Bug 1292

Summary: Fix race conditions in new Load Balancer
Product: TAO Reporter: Ossama Othman <ossama.othman>
Component: Load BalancerAssignee: DOC Center Support List (internal) <tao-support>
Status: NEW ---    
Severity: normal CC: jai
Priority: P3    
Version: 1.2.4   
Hardware: All   
OS: All   
Bug Depends on:    
Bug Blocks: 1277    

Description Ossama Othman 2002-08-23 18:40:59 CDT
The new load balancer has race conditions in all methods that implement those
found in the PortableGroup::{GenericFactory, ObjectGroupManager,
PropertyManager} interfaces.

TAO's PortableGroup library has different locks for each of these interfaces.
However, locking at level is too fine grained.  Higher level code, such as that
found in the new LB, ends up having race conditions since the state of the
underlying PortableGroup code may change during call to the higher level LB code.

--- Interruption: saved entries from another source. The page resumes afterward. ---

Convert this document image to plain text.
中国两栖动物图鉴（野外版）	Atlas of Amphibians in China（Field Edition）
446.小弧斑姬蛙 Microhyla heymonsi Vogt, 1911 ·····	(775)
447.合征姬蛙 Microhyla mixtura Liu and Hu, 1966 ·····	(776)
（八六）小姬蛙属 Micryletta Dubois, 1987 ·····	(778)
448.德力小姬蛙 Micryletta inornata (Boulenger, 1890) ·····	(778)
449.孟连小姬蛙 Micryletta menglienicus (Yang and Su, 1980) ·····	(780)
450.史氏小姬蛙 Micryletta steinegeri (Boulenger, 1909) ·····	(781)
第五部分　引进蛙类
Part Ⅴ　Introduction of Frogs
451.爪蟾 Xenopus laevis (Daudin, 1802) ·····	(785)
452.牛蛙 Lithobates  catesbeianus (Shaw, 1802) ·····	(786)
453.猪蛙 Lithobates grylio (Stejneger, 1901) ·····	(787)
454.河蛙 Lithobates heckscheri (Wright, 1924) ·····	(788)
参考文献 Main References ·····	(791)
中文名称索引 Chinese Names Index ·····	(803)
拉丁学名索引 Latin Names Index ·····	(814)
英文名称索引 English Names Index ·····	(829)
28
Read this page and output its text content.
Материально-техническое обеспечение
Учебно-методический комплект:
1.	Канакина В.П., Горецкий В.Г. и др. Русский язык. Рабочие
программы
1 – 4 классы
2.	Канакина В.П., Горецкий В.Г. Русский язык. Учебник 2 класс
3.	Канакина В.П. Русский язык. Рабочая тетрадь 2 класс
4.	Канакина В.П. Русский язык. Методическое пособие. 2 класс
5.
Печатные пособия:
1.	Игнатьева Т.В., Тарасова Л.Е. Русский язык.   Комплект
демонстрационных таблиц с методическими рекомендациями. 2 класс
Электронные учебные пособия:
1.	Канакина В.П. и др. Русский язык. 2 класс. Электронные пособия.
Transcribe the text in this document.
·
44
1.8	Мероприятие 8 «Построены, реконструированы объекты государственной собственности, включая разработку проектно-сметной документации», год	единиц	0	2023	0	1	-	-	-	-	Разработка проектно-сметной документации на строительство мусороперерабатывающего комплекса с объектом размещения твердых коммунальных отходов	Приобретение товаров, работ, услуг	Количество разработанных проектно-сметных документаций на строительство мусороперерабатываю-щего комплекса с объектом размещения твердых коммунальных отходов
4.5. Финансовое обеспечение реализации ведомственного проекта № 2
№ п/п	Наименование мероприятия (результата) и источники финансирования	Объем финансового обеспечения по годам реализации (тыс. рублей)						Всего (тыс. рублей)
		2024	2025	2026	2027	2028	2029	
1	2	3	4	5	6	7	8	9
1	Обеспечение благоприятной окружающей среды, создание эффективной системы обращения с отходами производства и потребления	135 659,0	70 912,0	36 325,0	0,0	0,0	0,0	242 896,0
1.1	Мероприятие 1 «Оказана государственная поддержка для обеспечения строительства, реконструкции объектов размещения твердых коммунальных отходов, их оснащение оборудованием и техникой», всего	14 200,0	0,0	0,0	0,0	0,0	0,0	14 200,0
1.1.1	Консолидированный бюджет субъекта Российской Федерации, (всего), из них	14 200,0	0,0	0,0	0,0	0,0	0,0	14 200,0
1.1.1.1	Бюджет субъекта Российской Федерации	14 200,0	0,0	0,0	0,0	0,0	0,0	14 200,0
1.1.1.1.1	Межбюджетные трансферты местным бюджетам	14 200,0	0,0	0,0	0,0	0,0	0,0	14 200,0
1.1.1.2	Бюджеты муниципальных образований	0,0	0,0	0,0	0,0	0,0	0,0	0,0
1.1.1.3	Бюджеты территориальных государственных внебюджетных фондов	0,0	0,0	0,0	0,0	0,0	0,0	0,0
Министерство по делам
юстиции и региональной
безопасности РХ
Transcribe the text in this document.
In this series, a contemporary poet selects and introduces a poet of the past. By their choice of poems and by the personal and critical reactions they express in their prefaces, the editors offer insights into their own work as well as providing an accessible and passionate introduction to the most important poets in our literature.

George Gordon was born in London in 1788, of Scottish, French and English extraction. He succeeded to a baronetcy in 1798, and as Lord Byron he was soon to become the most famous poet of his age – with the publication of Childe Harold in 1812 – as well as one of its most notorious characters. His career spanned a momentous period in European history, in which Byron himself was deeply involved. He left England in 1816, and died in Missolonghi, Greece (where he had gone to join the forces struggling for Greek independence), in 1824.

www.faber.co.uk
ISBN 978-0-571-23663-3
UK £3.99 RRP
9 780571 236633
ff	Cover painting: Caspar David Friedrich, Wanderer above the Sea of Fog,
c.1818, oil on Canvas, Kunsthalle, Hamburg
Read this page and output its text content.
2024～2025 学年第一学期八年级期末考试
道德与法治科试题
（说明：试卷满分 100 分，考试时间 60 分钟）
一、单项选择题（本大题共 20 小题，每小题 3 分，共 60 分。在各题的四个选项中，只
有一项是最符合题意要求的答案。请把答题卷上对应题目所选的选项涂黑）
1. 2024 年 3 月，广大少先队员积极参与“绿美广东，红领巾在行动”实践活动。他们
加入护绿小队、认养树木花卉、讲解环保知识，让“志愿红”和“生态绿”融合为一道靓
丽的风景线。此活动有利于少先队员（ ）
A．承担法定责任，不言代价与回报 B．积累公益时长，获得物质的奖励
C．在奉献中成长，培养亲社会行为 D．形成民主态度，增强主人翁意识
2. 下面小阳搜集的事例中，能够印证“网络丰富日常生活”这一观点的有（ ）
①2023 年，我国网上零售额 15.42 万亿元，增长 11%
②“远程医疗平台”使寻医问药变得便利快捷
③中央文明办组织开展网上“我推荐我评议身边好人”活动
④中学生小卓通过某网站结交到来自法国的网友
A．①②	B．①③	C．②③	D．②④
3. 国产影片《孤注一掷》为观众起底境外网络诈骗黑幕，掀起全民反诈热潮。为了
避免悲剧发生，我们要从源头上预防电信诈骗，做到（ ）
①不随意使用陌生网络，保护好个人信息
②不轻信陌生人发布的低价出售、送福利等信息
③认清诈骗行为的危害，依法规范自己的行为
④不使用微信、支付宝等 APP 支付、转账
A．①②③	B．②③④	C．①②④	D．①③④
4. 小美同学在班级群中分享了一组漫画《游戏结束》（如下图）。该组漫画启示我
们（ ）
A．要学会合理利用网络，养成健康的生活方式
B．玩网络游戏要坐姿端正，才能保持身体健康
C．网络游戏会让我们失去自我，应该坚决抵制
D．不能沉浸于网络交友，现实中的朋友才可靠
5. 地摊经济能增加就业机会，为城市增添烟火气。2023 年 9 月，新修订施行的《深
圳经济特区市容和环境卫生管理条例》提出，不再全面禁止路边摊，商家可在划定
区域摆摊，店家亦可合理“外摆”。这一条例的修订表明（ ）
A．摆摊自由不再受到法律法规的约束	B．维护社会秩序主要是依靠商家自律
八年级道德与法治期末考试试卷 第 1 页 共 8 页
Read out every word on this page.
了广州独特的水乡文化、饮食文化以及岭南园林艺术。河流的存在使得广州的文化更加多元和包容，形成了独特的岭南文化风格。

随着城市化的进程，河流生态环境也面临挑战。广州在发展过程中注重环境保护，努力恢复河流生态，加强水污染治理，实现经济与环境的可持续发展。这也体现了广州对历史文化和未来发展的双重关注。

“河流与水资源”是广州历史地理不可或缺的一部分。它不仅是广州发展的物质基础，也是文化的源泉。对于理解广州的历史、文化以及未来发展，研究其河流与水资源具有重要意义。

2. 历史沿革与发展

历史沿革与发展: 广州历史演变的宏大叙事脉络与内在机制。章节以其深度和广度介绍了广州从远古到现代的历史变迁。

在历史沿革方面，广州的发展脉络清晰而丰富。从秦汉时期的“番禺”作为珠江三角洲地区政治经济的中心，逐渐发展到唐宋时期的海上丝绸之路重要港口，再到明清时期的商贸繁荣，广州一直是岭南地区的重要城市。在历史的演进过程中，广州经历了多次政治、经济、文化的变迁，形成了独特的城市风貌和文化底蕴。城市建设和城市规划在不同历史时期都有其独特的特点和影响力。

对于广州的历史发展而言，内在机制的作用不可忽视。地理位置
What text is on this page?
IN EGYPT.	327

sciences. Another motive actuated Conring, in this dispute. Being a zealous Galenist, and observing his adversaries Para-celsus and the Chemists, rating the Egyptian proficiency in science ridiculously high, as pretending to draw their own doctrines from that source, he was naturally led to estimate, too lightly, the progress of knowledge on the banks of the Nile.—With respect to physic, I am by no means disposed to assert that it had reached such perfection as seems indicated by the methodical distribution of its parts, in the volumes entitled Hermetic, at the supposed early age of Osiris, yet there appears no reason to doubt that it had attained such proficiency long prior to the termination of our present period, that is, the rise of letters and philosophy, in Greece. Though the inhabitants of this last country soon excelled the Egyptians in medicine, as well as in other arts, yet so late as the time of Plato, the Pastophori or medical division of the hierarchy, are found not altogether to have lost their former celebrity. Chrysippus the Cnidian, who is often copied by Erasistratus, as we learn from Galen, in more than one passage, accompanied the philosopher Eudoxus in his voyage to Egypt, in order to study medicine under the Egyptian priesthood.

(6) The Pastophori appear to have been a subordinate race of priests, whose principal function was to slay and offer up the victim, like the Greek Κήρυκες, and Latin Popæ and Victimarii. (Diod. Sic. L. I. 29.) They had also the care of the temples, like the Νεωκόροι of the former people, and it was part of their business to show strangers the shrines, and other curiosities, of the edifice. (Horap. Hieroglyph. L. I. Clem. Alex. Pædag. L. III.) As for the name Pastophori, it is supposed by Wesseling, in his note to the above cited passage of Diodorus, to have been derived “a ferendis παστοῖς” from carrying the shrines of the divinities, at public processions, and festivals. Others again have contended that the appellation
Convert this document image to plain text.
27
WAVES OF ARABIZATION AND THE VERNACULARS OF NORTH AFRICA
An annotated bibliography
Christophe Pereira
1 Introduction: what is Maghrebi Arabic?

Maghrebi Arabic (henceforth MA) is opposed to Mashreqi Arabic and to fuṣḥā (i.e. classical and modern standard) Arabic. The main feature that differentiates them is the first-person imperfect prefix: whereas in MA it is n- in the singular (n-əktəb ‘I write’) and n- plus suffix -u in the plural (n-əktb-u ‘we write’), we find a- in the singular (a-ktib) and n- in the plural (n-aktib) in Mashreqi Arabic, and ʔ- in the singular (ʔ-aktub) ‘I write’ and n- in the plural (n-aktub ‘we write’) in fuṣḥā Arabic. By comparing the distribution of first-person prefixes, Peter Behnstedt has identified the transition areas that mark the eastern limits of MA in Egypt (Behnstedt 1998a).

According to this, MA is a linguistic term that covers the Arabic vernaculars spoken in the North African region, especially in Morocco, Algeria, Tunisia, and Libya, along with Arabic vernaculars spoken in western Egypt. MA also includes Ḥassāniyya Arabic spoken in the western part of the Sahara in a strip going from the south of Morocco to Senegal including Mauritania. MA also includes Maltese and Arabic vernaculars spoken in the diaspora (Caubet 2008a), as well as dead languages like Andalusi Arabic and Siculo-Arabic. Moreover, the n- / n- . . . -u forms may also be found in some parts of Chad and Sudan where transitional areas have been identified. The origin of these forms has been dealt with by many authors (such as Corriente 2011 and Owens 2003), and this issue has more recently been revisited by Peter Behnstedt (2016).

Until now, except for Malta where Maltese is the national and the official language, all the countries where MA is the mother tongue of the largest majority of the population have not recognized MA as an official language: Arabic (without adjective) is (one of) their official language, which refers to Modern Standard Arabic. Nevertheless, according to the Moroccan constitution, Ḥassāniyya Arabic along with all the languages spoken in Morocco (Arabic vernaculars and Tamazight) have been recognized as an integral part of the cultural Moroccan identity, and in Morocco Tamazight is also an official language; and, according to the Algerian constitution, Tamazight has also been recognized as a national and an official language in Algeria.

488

Remove the locks from the PortableGroup library, and add locks to the LB code
that calls the PortableGroup implementation.  This makes synchronization coarser
grained, but addresses the race conditions.  Performance isn't an issue here
since the methods in question are not in the critical path of the load balancer.
Comment 1 Ossama Othman 2002-08-23 18:41:22 CDT
Blocker for the TAO 1.3 release.
Comment 2 Ossama Othman 2002-08-23 18:41:57 CDT
Jai should be kept apprised of this bug, too.
Comment 3 Ossama Othman 2002-09-13 09:04:46 CDT
Mine.
Comment 4 Ossama Othman 2002-10-22 17:31:58 CDT
It turns out there aren't as many race conditions as I thought.  The primary
race conditions exist in the load balancing strategies that callback on the
LoadManager.  Strictly speaking, the so-called race conditions are not race
conditions since all operations are performed atomically.  The real problem is
that the built-in load balancing strategies retrieve information from the
LoadManager through the standard public methods.  Unfortunately, the retrieved
information, such as group membership, may already be obsoleted by related calls
made by another thread.

So, we need to make decision.  Should the built-in load balancing strategies
have the ability to lock out other threads when calling back on the LoadManager,
or should a "protocol" be defined that specifies how the strategies should be
behave if the retrieved information is obsolete?
Comment 5 Johnny Willemsen 2008-03-31 04:22:09 CDT
lowering severity